Just weeks ago, the death of 5-year-old Allison Hart and another serious crash involving 4-year-old Nathan Ballard-Means — both of whom were struck by the drivers of large vehicles while riding their bikes at intersections — prompted a consortium of local advocates (including the Bicycle Association) to send D.C. leadership an open letter demanding urgent action. In 2015, Mayor Muriel Bowser announced an appropriately aggressive goal to end roadway deaths by 2024, but the community has experienced increases in deaths in five of the six years since; its Vision Zero program is now the subject of a formal audit.

"In the wake of the 185th traffic death in the past six years, we aren’t asking for more funding or more planning for infrastructure," the advocates wrote. "[But] on street after street, project after project, the District drags its feet, implementing proven safety measures only reluctantly and after aggressive compromise...We are asking for an ideology of safety from those leading the District. We want to see, and feel, that Mayor Bowser cares more about safety than parking, more about safety than driving fast, and more about safety than driver convenience."

Mayor Bowser announced on Tuesday that she would streamline an onerous process that required a 130-day traffic study before road diet measures can be considered, but the declaration did not come soon enough for Faith, Heavyn and their father.

Of course, an "ideology of safety" is missing from more U.S. communities than just the nation's capital. Other large urban centers with the resources to reimagine their transportation systems have failed to act with the urgency their traffic violence crises demand — like New York City, which has experienced an average of 728 car crashes on the first day of school every year since 2014.

Browne says it's unconscionable that the richest cities in America are still stalling the transformative change that vulnerable road users need — and even less wealthy and powerful communities can save more lives than they might assume.

"Traffic calming is not expensive, and it doesn't have to involve moving large chunks of concrete," Browne adds. "[But even with all the money in the world], there's still a fundamental cultural resistance to change. At the end of the day, safe streets advocacy works, especially at an extremely grassroots level when neighbors get organized. It just takes time and work."
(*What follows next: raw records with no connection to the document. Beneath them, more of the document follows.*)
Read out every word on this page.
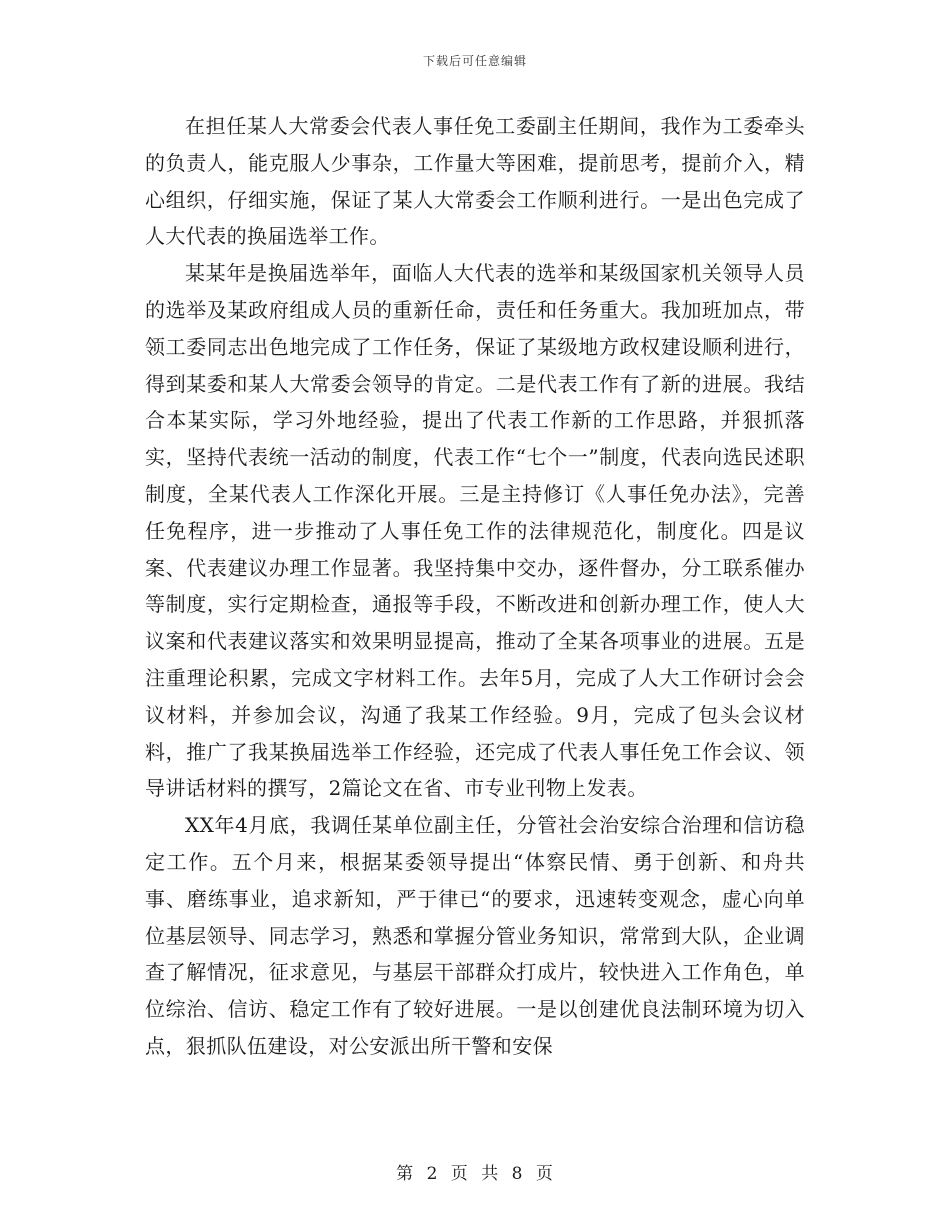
下载后可任意编辑

在担任某人大常委会代表人事任免工委副主任期间，我作为工委牵头的负责人，能克服人少事杂，工作量大等困难，提前思考，提前介入，精心组织，仔细实施，保证了某人大常委会工作顺利进行。一是出色完成了人大代表的换届选举工作。

某某年是换届选举年，面临人大代表的选举和某级国家机关领导人员的选举及某政府组成人员的重新任命，责任和任务重大。我加班加点，带领工委同志出色地完成了工作任务，保证了某级地方政权建设顺利进行，得到某委和某人大常委会领导的肯定。二是代表工作有了新的进展。我结合本某实际，学习外地经验，提出了代表工作新的工作思路，并狠抓落实，坚持代表统一活动的制度，代表工作“七个一”制度，代表向选民述职制度，全某代表人工作深化开展。三是主持修订《人事任免办法》，完善任免程序，进一步推动了人事任免工作的法律规范化，制度化。四是议案、代表建议办理工作显著。我坚持集中交办，逐件督办，分工联系催办等制度，实行定期检查，通报等手段，不断改进和创新办理工作，使人大议案和代表建议落实和效果明显提高，推动了全某各项事业的进展。五是注重理论积累，完成文字材料工作。去年5月，完成了人大工作研讨会会议材料，并参加会议，沟通了我某工作经验。9月，完成了包头会议材料，推广了我某换届选举工作经验，还完成了代表人事任免工作会议、领导讲话材料的撰写，2篇论文在省、市专业刊物上发表。

XX年4月底，我调任某单位副主任，分管社会治安综合治理和信访稳定工作。五个月来，根据某委领导提出“体察民情、勇于创新、和舟共事、磨练事业，追求新知，严于律已“的要求，迅速转变观念，虚心向单位基层领导、同志学习，熟悉和掌握分管业务知识，常常到大队，企业调查了解情况，征求意见，与基层干部群众打成片，较快进入工作角色，单位综治、信访、稳定工作有了较好进展。一是以创建优良法制环境为切入点，狠抓队伍建设，对公安派出所干警和安保

第 2 页 共 8 页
Browne stresses that the work it would take to prevent future crashes like the one Tyrone Belton and his daughters suffered isn't always easy, but not doing it is inexcusable — especially in D.C., which "has the resources, the tools, and the expertise to make every intersection in this city safe for people," as the authors wrote in the open letter.

And he's not the only advocate who thinks D.C., and every city like it, could be doing more.

"During the pandemic, we’ve learned from communities [across the U.S.] about all the ways they’re trying to make streets around schools safer for walking and biking every day, such as limiting vehicles arriving on the school campus, offering multiple entrances to make pathways usable routes to the school, and accelerating the timeline of safe infrastructure projects," said Nancy Pullen-Seufert, director of National Center for Safe Routes to School, which organizes Walk to School Day. "Creating pedestrian friendly streets for all ages takes time, but we do know how to do it."

Browne stresses that those kinds of interventions must be implemented on every road a child might walk — and it should be done before crashes happen, rather than after tragedy has already struck.

"If D.C. had a real ideology of safety, the city would be thinking about it not as how do we address the aftermath of this one crash, but how do we fundamentally change the way that people move through our city? How do we solve these problems before they happen?"